Hi,

On Thu, May 18, 2000 at 12:55:04PM -0700, Chaitanya Tumuluri wrote:
 
> I've had the same question in my mind. I've also wondered why raw I/O was
> restricted to only KIO_MAX_SECTORS at a time.

Mainly for resource limiting --- you don't want to have too much user
memory pinned permanently at once.

The real solution is probably not to increase the atomic I/O size, but
rather to pipeline I/Os.  That is planned for the future, and now there
are other people interested in it, I'll bump that work up the queue a 
bit!  The idea is to allow brw_kiovec to support fully async operation,
and for the raw device driver to work with multiple kiobufs.  That way
we can keep 2 or 3 kiobufs streaming at all times, eliminating the 
stalls between raw I/O segments, without having to increase the max
segment size.

In the future we'll also need to charge these I/Os against a per-user
limit on pinned memory to control resources.  We can't really offer
O_DIRECT I/O to unprivileged user processes until we have eliminated
that possible DOS attack.  Right now raw devices can only be created
by root and are protected by normal filesystem modes, so we don't
have too much of a problem.

> So, I enhanced Stephen Tweedie's
> raw I/O and the queueing/scsi layers to handle kiobufs-based requests.
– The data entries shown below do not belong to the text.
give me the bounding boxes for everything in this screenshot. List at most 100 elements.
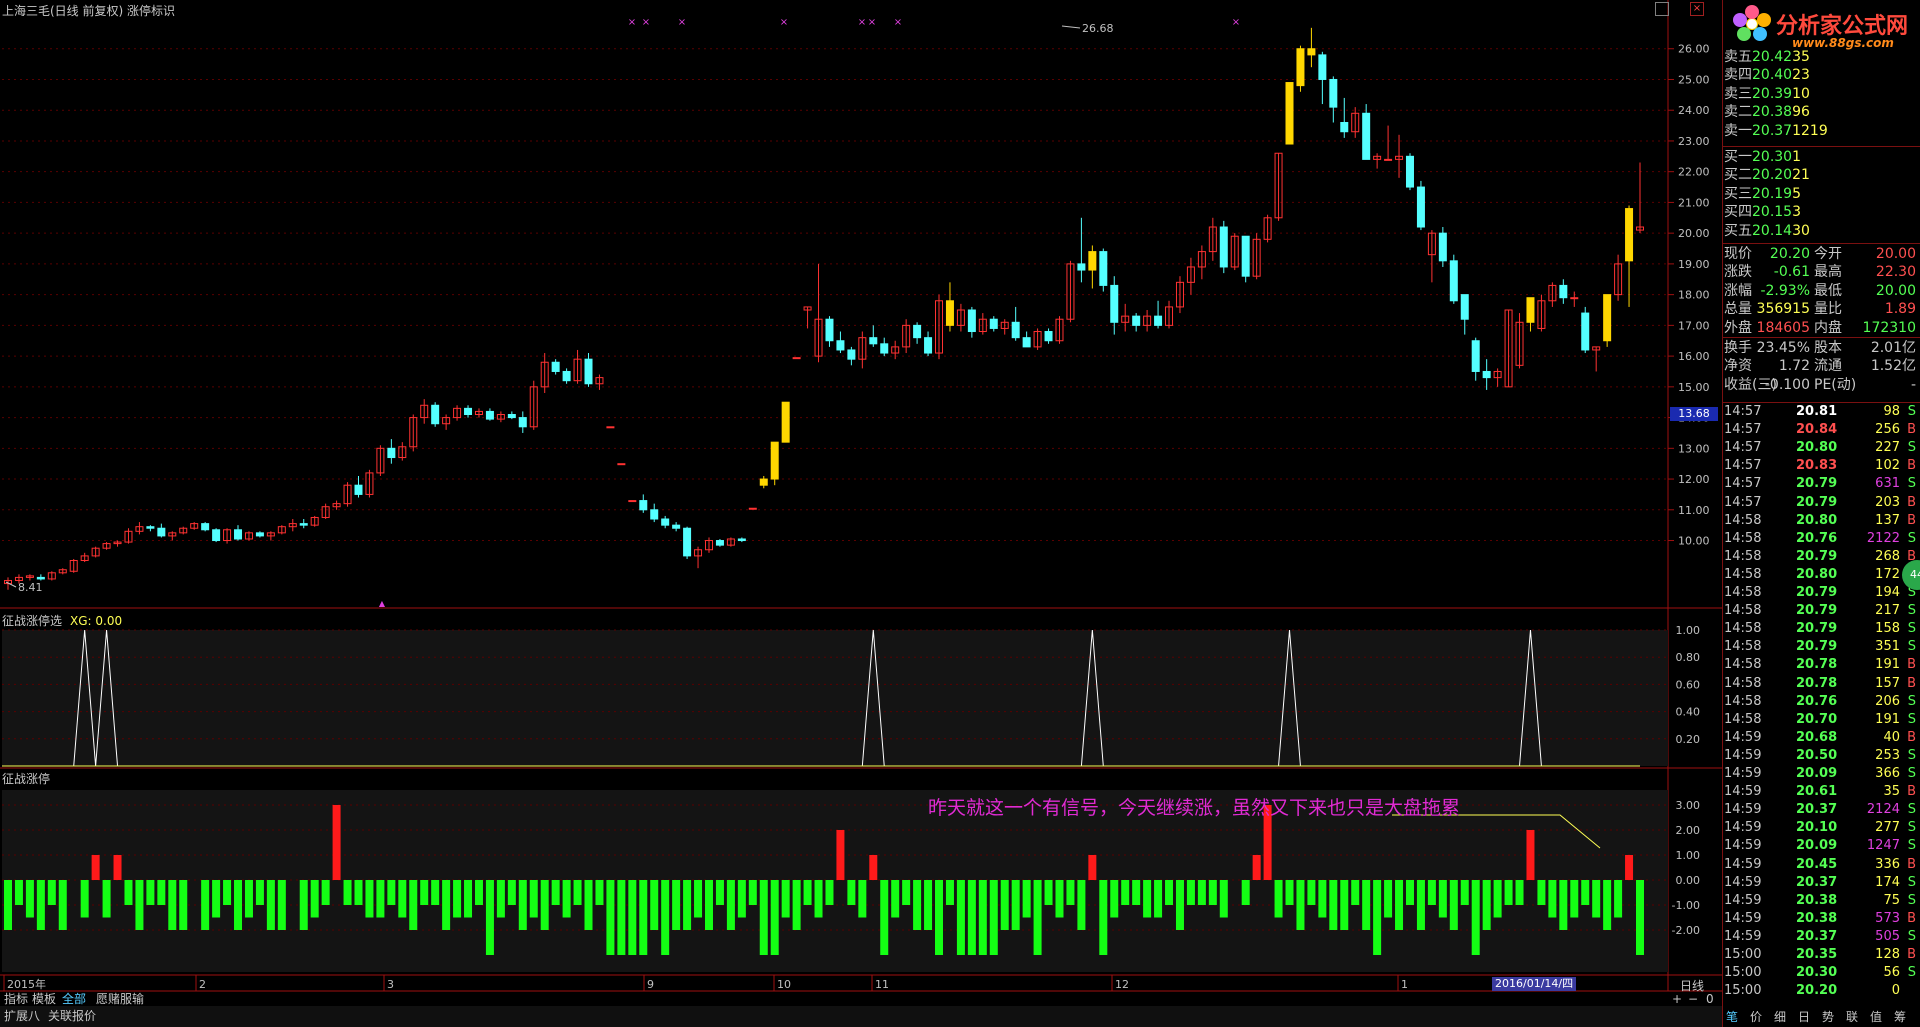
tick-vol: 203 — [1875, 494, 1900, 510]
candle-body — [464, 407, 473, 416]
candle-body — [431, 404, 440, 425]
indicator-bar — [1427, 880, 1436, 905]
tick-side: B — [1907, 422, 1916, 438]
candle-body — [1603, 294, 1612, 342]
tick-price: 20.35 — [1796, 947, 1838, 962]
info-value: 20.00 — [1875, 246, 1916, 262]
indicator1-label: 征战涨停选 XG: 0.00 — [2, 612, 122, 629]
indicator-bar — [485, 880, 494, 955]
indicator-bar — [902, 880, 911, 905]
indicator-bar — [1121, 880, 1130, 905]
candle-body — [507, 414, 516, 419]
candle-body — [880, 343, 889, 354]
quote-tab[interactable]: 值 — [1870, 1008, 1882, 1025]
tick-price: 20.45 — [1796, 856, 1838, 872]
indicator-bar — [1099, 880, 1108, 955]
quote-tab[interactable]: 笔 — [1726, 1008, 1738, 1025]
indicator-bar — [453, 880, 462, 918]
tab-all[interactable]: 全部 — [62, 992, 86, 1006]
tick-row: 14:57 20.83 102 B — [1724, 457, 1918, 475]
quote-tab[interactable]: 势 — [1822, 1008, 1834, 1025]
quote-tab[interactable]: 日 — [1798, 1008, 1810, 1025]
quote-tab[interactable]: 细 — [1774, 1008, 1786, 1025]
info-row: 换手 23.45% 股本 2.01亿 — [1724, 339, 1918, 357]
scroll-zero-icon[interactable]: 0 — [1706, 992, 1714, 1006]
tick-time: 14:59 — [1724, 766, 1762, 781]
buy-row: 买四20.153 — [1724, 203, 1918, 221]
tick-row: 14:58 20.76 206 S — [1724, 693, 1918, 711]
indicator-bar — [1395, 880, 1404, 930]
tick-vol: 40 — [1883, 729, 1900, 745]
info-label: 今开 — [1814, 246, 1842, 262]
y-tick-label: 25.00 — [1678, 73, 1710, 86]
quote-tab[interactable]: 联 — [1846, 1008, 1858, 1025]
indicator-bar — [1471, 880, 1480, 955]
scroll-minus-icon[interactable]: − — [1688, 992, 1698, 1006]
scroll-plus-icon[interactable]: + — [1672, 992, 1682, 1006]
candle-body — [639, 500, 648, 511]
tick-vol: 2122 — [1866, 530, 1900, 546]
info-label: 净资 — [1724, 358, 1752, 375]
tick-time: 14:57 — [1724, 458, 1762, 474]
candle-body — [1219, 226, 1228, 268]
tick-price: 20.79 — [1796, 476, 1838, 492]
candle-body — [146, 526, 155, 529]
indicator-bar — [1208, 880, 1217, 905]
y-tick-label: 19.00 — [1678, 258, 1710, 271]
quote-tab[interactable]: 价 — [1750, 1008, 1762, 1025]
indicator-bar — [694, 880, 703, 918]
tick-row: 14:57 20.79 631 S — [1724, 475, 1918, 493]
bottom-tab-extend[interactable]: 扩展八 — [4, 1006, 40, 1027]
indicator-bar — [299, 880, 308, 930]
candle-body — [1044, 331, 1053, 342]
candle-body — [255, 532, 264, 537]
indicator-bar — [1405, 880, 1414, 905]
y-tick-label: 11.00 — [1678, 504, 1710, 517]
candle-body — [1384, 158, 1393, 161]
indicator-bar — [1077, 880, 1086, 930]
tab-custom[interactable]: 愿赌服输 — [96, 992, 144, 1006]
tick-vol: 253 — [1875, 747, 1900, 763]
info-value: 22.30 — [1875, 264, 1916, 281]
period-label[interactable]: 日线 — [1680, 977, 1704, 994]
candle-body — [1132, 315, 1141, 326]
indicator-bar — [1132, 880, 1141, 905]
indicator-bar — [518, 880, 527, 930]
indicator1-tick: 0.20 — [1676, 733, 1701, 746]
tick-time: 14:58 — [1724, 711, 1762, 727]
maximize-icon[interactable] — [1655, 2, 1669, 16]
indicator-bar — [113, 855, 122, 880]
indicator-bar — [540, 880, 549, 930]
tick-price: 20.79 — [1796, 639, 1838, 655]
sell-row: 卖一20.371219 — [1724, 122, 1918, 140]
buy-vol: 1 — [1792, 149, 1802, 165]
indicator-bar — [825, 880, 834, 905]
sell-row: 卖二20.3896 — [1724, 103, 1918, 121]
tab-indicator[interactable]: 指标 — [4, 992, 28, 1006]
tick-price: 20.70 — [1796, 711, 1838, 727]
candle-body — [1296, 48, 1305, 87]
y-tick-label: 20.00 — [1678, 227, 1710, 240]
indicator-bar — [1285, 880, 1294, 905]
main-chart[interactable]: 26.0025.0024.0023.0022.0021.0020.0019.00… — [0, 0, 1722, 1027]
y-tick-label: 22.00 — [1678, 166, 1710, 179]
bottom-tab-related[interactable]: 关联报价 — [48, 1006, 96, 1027]
quote-tab[interactable]: 筹 — [1894, 1008, 1906, 1025]
indicator2-tick: -1.00 — [1672, 899, 1700, 912]
tick-vol: 505 — [1875, 928, 1900, 944]
indicator-bar — [442, 880, 451, 930]
indicator-bar — [814, 880, 823, 918]
indicator-bar — [1055, 880, 1064, 918]
indicator-bar — [1318, 880, 1327, 918]
indicator-bar — [332, 805, 341, 880]
tick-time: 14:58 — [1724, 675, 1762, 691]
close-icon[interactable]: × — [1690, 2, 1704, 16]
candle-body — [584, 358, 593, 385]
sell-price: 20.42 — [1752, 49, 1793, 65]
indicator-bar — [146, 880, 155, 905]
tick-price: 20.79 — [1796, 621, 1838, 637]
tab-template[interactable]: 模板 — [32, 992, 56, 1006]
candle-body — [1471, 340, 1480, 372]
info-label: 股本 — [1814, 340, 1842, 356]
tick-vol: 206 — [1875, 693, 1900, 709]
This is
> in addition to the current buffer_head based request processing.

The "current" kiobuf code is in ftp.uk.linux.org:/pub/linux/sct/fs/raw-io/.
It includes a number of bug fixes (mainly rationalising the error returns),
plus a few new significant bits of functionality.  If you can get me a 
patch against those diffs, I'll include your new code in the main kiobuf
patchset.  (I'm still maintaining the different kiobuf patches as
separate patches within that patchset tarball.)

> Thus, ll_rw_blk.c has two new functions: 
>       o ll_rw_kio()
>       o __make_kio_request()

Oh, *thankyou*.  This has been needed for a while.

> Here's the patch against a 2.3.99-pre2 kernel. To recap, two primary reasons
> for this patch:
>       1. To enhance the queueing and scsi-mid layers to handle kiobuf-based 
>          requests as well,
> 
>       2. Remove request size limits on the upper layers (above ll_rw_blk.c). 
>          The KIO_MAX_SECTORS seems to have been inspired by MAX_SECTORS 
>          (128 per request) in ll_rw_blk.c. The scsi mid-layer should handle 
>          `oversize' requests based on the HBA sg_tablesize.
> 
> I'm not too sure about 2. above; so I'd love to hear from more knowledgeable
> people on that score.

It shouldn't be too much of a problem to retain this limit if the 
brw_kiovec code can stream properly.

> I'd highly appreciate any feedback before I submit this patch `officially'.

There needs to be some mechanism for dealing with drivers which do
not have kiobuf request handling implemented.

I also think that the code is too dependent on request->buffer.  We
_really_ need to treat this as an opportunity to eliminate that field
entirely for kiobuf-based I/Os.  kiobufs refer to struct page *s, not
individual data pointers, and so they can easily represent pages above
the 4GB limit on large memory machines using PAE36.  If we want to be
able to add dual-address-cycle or PCI64 support to the individual scsi
drivers at all, then we need to be able to preserve addresses above
4GB, and kiobufs would seem to be a sensible way to do this if we're
going to have them in the struct request at all.